Some of those people will get hurt at work, or get influenza, or get cancer. Some of those people will not go to the doctor or get prescriptions because they won’t be covered. Some of those people will die because the ACA was repealed. This country CAN AFFORD to continue to provide health insurance until congress finds ways to improve ACA.

Repealing would be a costly mistake to our economy.

“While it acknowledged some uncertainty, the CBO estimated that over a 10-year period, repealing the law would increase federal budget deficits by $353 billion.” http://www.politifact.com/truth-o-meter/article/2017/jan/05/what-would-be-impact-if-affordable-care-act-repeal/

Additionally, jobs are at stake.

“A collection of reports released in recent weeks indicates that repealing those pieces of the ACA, which contribute massively to state and local economies, would remove millions of jobs and contract economic activity across states.” https://www.theatlantic.com/politics/archive/2017/01/obamacare-economic-effects-repeal/512618/

The ACA provides protection for people with pre-existing conditions.

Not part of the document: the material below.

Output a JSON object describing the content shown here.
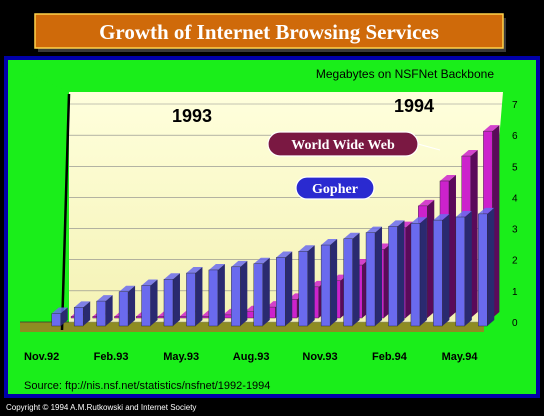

I am a cancer survivor. Without this protection, I would not be able to get insurance if I left my job and tried to coverage on the open market.

There are many other benefits of the ACA, including coverage for young adults under their parent’s plan, and closing the donut hole in Medicare prescription coverage.

The American Medical Association has urged Congress not to remove coverage for people. http://thehill.com/policy/healthcare/312576-doctors-group-warns-against-loss-of-coverage-from-obamacare-repeal

The American Hospital Association warned that repeal without replacement would be a mistake and would cause harm to people http://blog.aha.org/post/170106-hospitals-must-respond-as-congress-begins-repealing-parts-of-the-aca

The Committee for a Responsible Federal Budget warned that, “According to our latest estimates, repealing the ACA in its entirety would cost roughly $350 billion through 2027 under conventional scoring and $150 billion using dynamic scoring.” They also estimated that, “Repealing ACA would increase the number of uninsured people by 23 million.” http://crfb.org/papers/cost-full-repeal-affordable-care-act

Please reconsider your stance and look at the whole picture. You and the republicans have presented no viable replacement plans. If I am mistaken, please let me know the specifics.

Until then, help to improve the Affordable Care Act. Don’t throw the baby out with the bath water.